It all started with a whiff of sulphur.
In the home of Kathy Foster and Drew Rohnke, and in some of the other houses throughout their two-year-old subdivision in Boynton Beach, Fla., the smell was noxious -- like a box of lit matches, or rotten eggs.
Not to mention that their new air conditioning unit quit working -- more than once. That's when Foster and Rohnke began to realize that something eating away at their $750,000 home, from the inside out.
"Our air-conditioning equipment was turning black," said Foster. "We had them replaced, and within three months, they were black again."
Foster and Rohnke weren't the only ones. Within a few weeks, word started to spread throughout the cul-de-sacs and winding drives of their development, the upscale Cobblestone Creek. As with other communities across the country, some houses have the tainted drywall, others -- possibly even the house next door -- do not. It all depends on which shipment went into which house.
"We had heard from a friend who had some issues with his kids becoming sick," said Jarrod Bookman. "And he asked had we ever heard of Chinese drywall. And we said no, what's it about? 'Have you noticed your air conditioner coils blackened? Or any of the copper wires in your outlets blackened?' I never even thought twice to look at it."
Chinese drywall, as the name implies, is wallboard imported from China, and much of it has been tainted. Estimates are that 90 million pounds of it was brought into the country during 2006 and 2007, during the height of the housing boom. That's when Jarrod and Sheryl Bookman's house was built.
To find out if they had it, the Bookmans called Howard Ehrsam, a home inspector who is now devoting his business to this problem.

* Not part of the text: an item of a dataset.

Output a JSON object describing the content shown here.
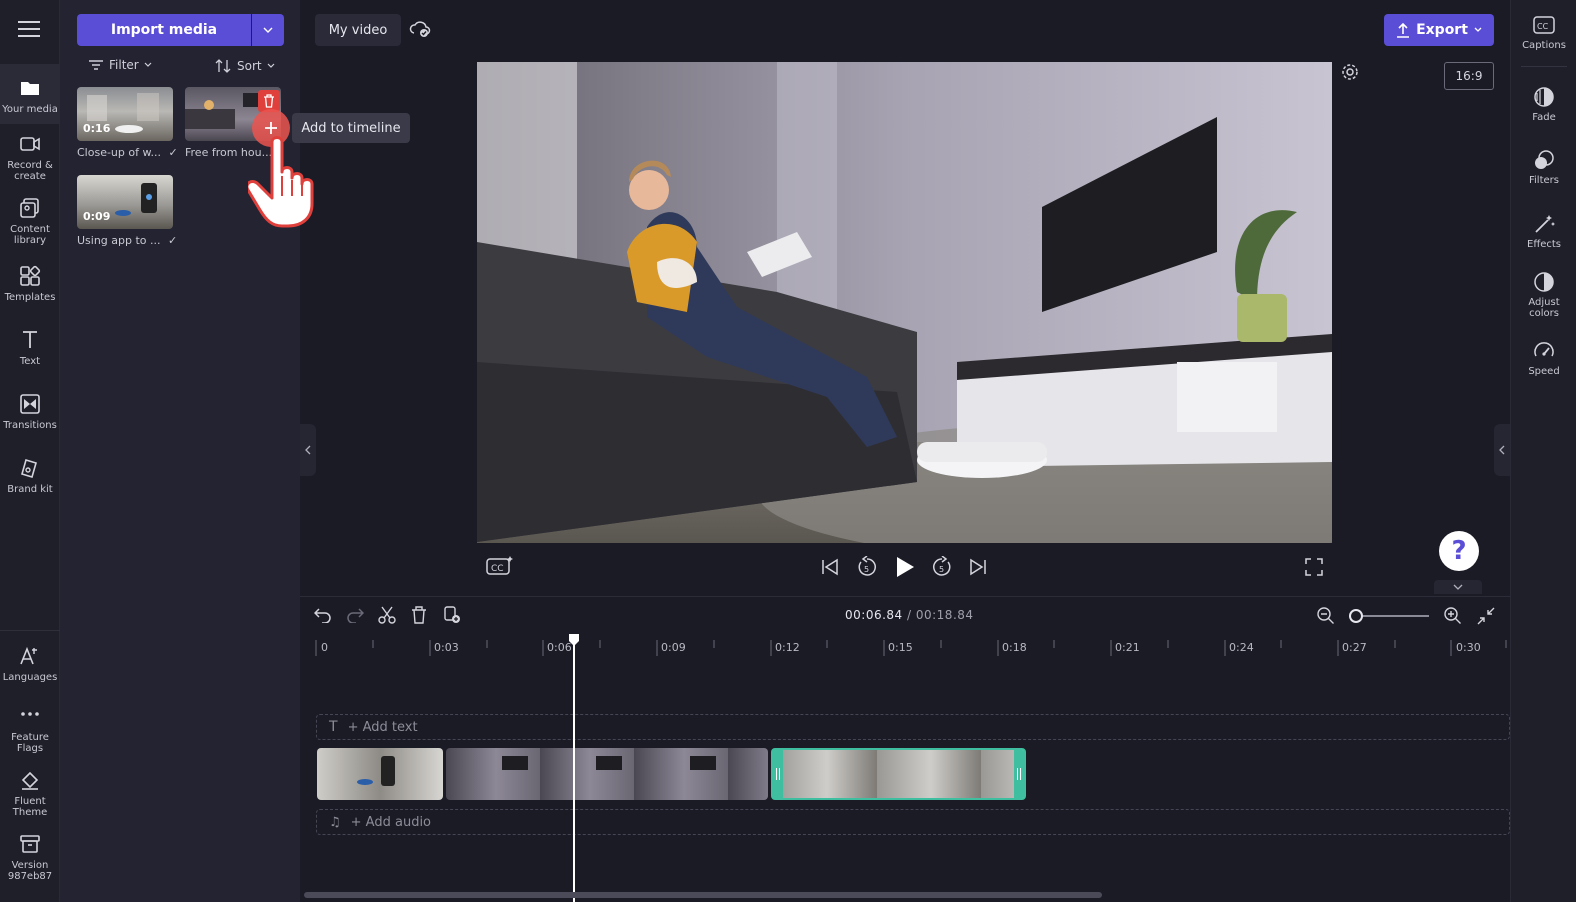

Unscrewing outlet covers, poking around in air-conditioner coils, getting down on his hands and knees in the kitchen to check behind the Bookman's refrigerator, Ehrsam founds the blackened copper that points to Chinese drywall damage. "It's indicative of being throughout the entire home," said Ehrsam. "This is as bad or worse as I've seen."
The Environmental Protection Agency now said the drywall is tainted with sulphur and another chemical, but it's not yet known how they got into the drywall. One theory holds that it was mined naturally, but more recently, experts believe the drywall may have been manufactured from the material cleaned out of smokestacks at China's coal-fired plants.
However it was made, it appears to leach chemicals into the air in tens of thousands of homes built in the last eight years all across the country. People have started to complain of nosebleeds and headaches, but it's unclear whether Chinese drywall is the cause. Kathy Foster didn't wait to find out. She moved her family out of its house into a rental nearby.
"We are currently paying our mortgage," said Foster, standing in the family room of the rental. "We are paying our homeowners' association dues and still paying taxes and insurance on the other home, plus paying the rental fees on this home and coming out of pocket for first, last, security deposit."
All told it's costing Kathy $8,000 a month. "If it's putting holes in copper piping and turning coils black, my membranes aren't much stronger than that and so, as a mom, I'm concerned," she said.